Cada uno de nosotros, si lo piensan, poseemos una disposición básica hacia el conocimiento, cierta forma de desenvolvernos en el mundo a medida que nos llegan bengalas que vencer. Algunas personas se sienten atraídas por saber de dónde surge cierta cuestión. Les gustan los rompecabezas y disfrutan aprendiendo el porqué de tal asunto. Otras, indiferentes al aprendizaje, no ven ni entienden ventaja alguna en preguntarse cuestiones de cierta relevancia. Luego, por la razón que sea, otros han desarrollado una especial antipatía ante cualquier búsqueda de lo que merece la pena preguntarse en esta vida. También, cómo no, si nuestros poderes públicos bajan el nivel educativo, no lo duden, por pura ignorancia también podrán hacer con nosotros aquello que les venga en gana.
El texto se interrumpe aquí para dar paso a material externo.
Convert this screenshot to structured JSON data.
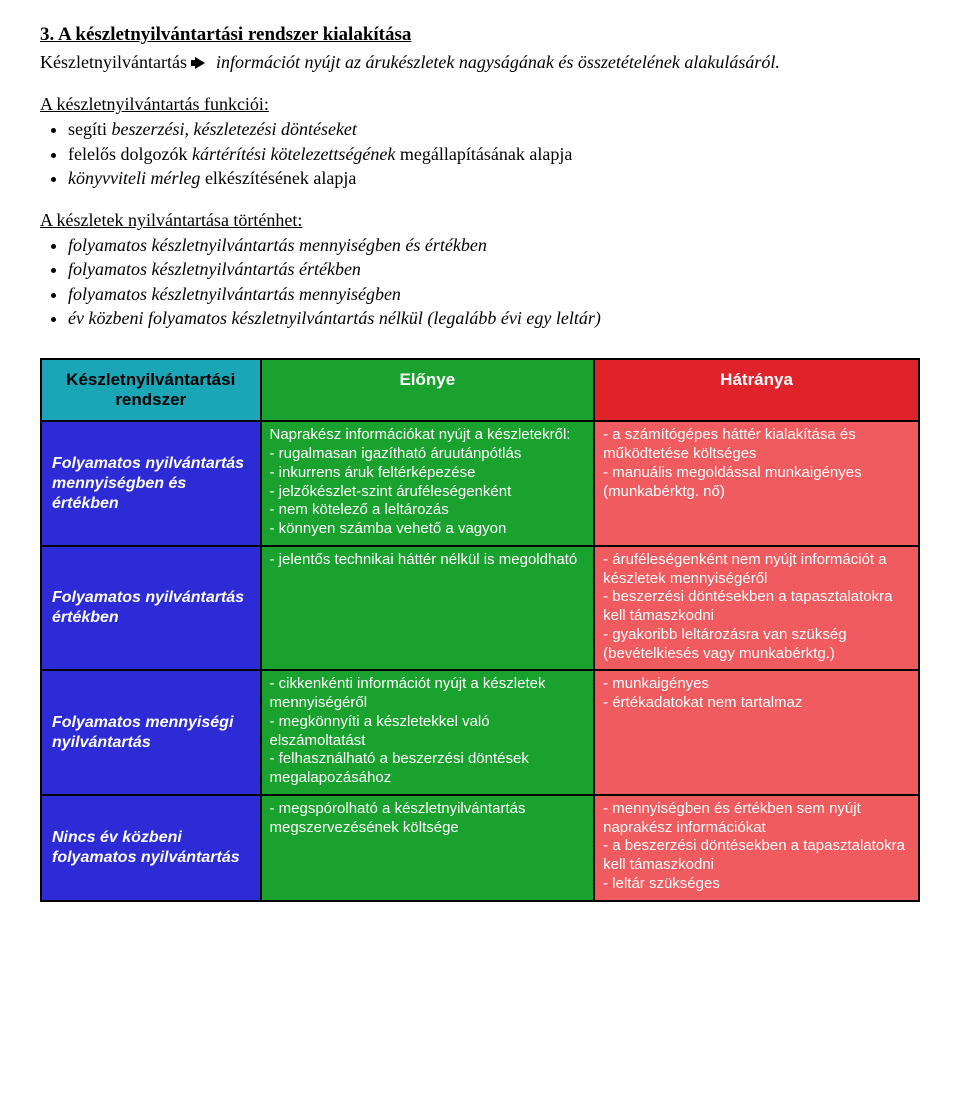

Buscar y poseer cierto conocimiento no solamente es una búsqueda cognitiva, no, también andamos por el mundo emocional. Buscamos y anhelamos deseos y éstos, en la medida que se vean resueltos o malogrados, los sentimientos pueden verse comprometidos.
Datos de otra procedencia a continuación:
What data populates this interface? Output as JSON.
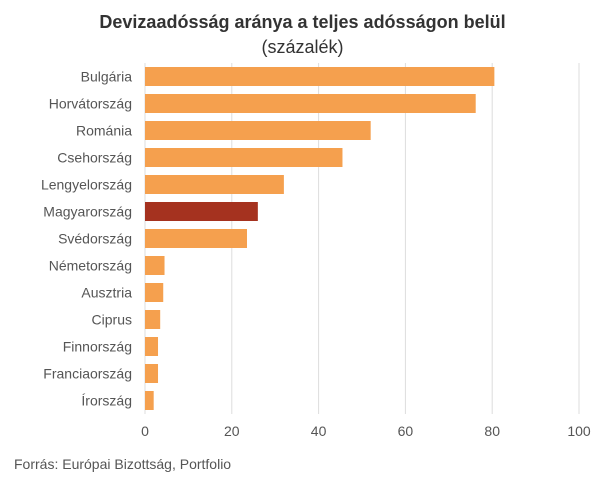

Dada la rapidez del hoy, en breve espacio de tiempo, podemos desarrollar un amor u odio a la verdad que nos llene de un apasionado sentido del propósito. Puede acontecer un choque de emociones, en el que el deseo de defender nuestra ignorancia se alce como un poderoso adversario del deseo de escapar de ella. Nuestras mismas opiniones, donde nos creemos ser auténticos Homeros, desde una extensión de nuestro ser, aparece una especie de prótesis y, cuando se nos ataca o descarta, sentimos un balazo profundo en nuestro ego. Y cuando se demuestra que las opiniones que defendemos son erróneas, nos sentimos avergonzados o mucho más que ello, perdemos la cordura.
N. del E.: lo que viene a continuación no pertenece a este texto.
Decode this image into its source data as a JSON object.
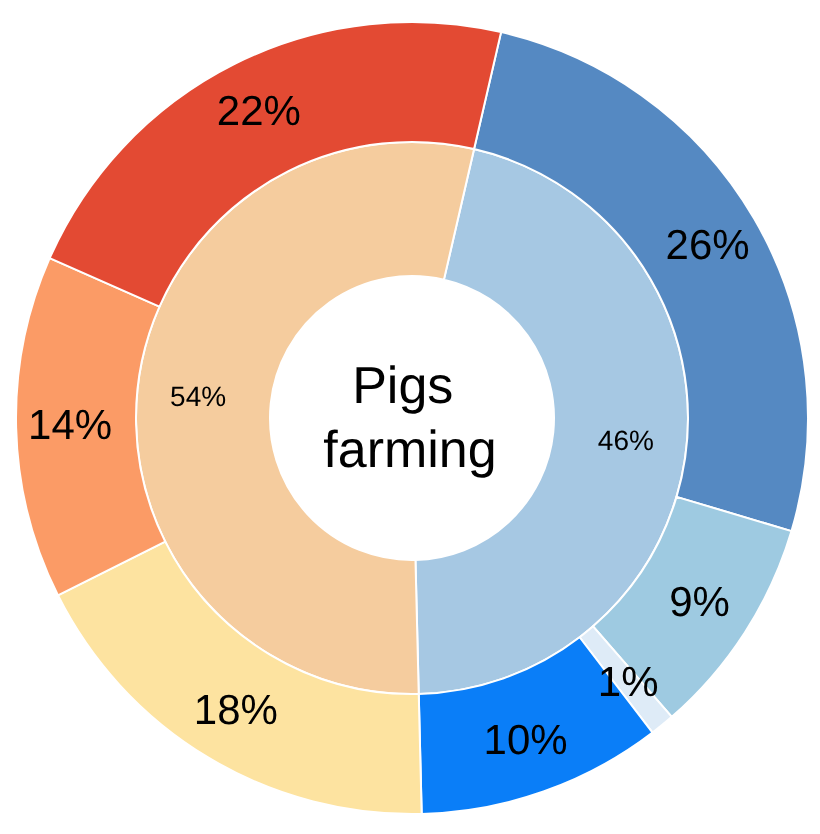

Si es bueno entender que, detrás de cada afirmación existe un sujeto, un afirmador, y es él, ella, no su afirmación, quien hiere nuestro enfermizo orgullo. Matemáticos, científicos y otros de la misma calaña, aquellos que debaten sobre asuntos muy lejanos de la vida cotidiana pueden ser tan dogmáticos y susceptibles como cualquier partido político.
En algún momento muchos declinamos la oportunidad de descubrir cómo es algo en realidad. Renunciamos incluso, voluntariamente, a la oportunidad de conocer la verdad sobre lo que acontece por miedo a que se pongan al descubierto verdades que nos dejarían fríos como témpanos. Preferimos la ilusión de la autosuficiencia y abrazamos nuestra ignorancia por la única razón de que es nuestra. No nos importa que por terquedad dejemos pasar una oportunidad de ser felices. Preferimos hundirnos con el barco a que borren nuestros nombres del casco.
Así que, mientras sacudimos la cabeza ante aquellos encantados por charlatanes y demagogos, no nos eximamos. Todos deseamos saber, y queremos no saber. Aceptamos la verdad y nos resistimos a ella. La mente va y viene, jugando al tenis consigo misma. Pero no parece un juego. Parece como si nuestras vidas estuvieran en juego. Y así es.
En cuanto a la virtud y la competencia para gobernar sería interesante preguntarnos ¿qué le sucede a un país, a una democracia con votantes plagados de ignorancia, de valores, con falta de saltar al ruedo para librar a su país?,¿Qué podemos esperar?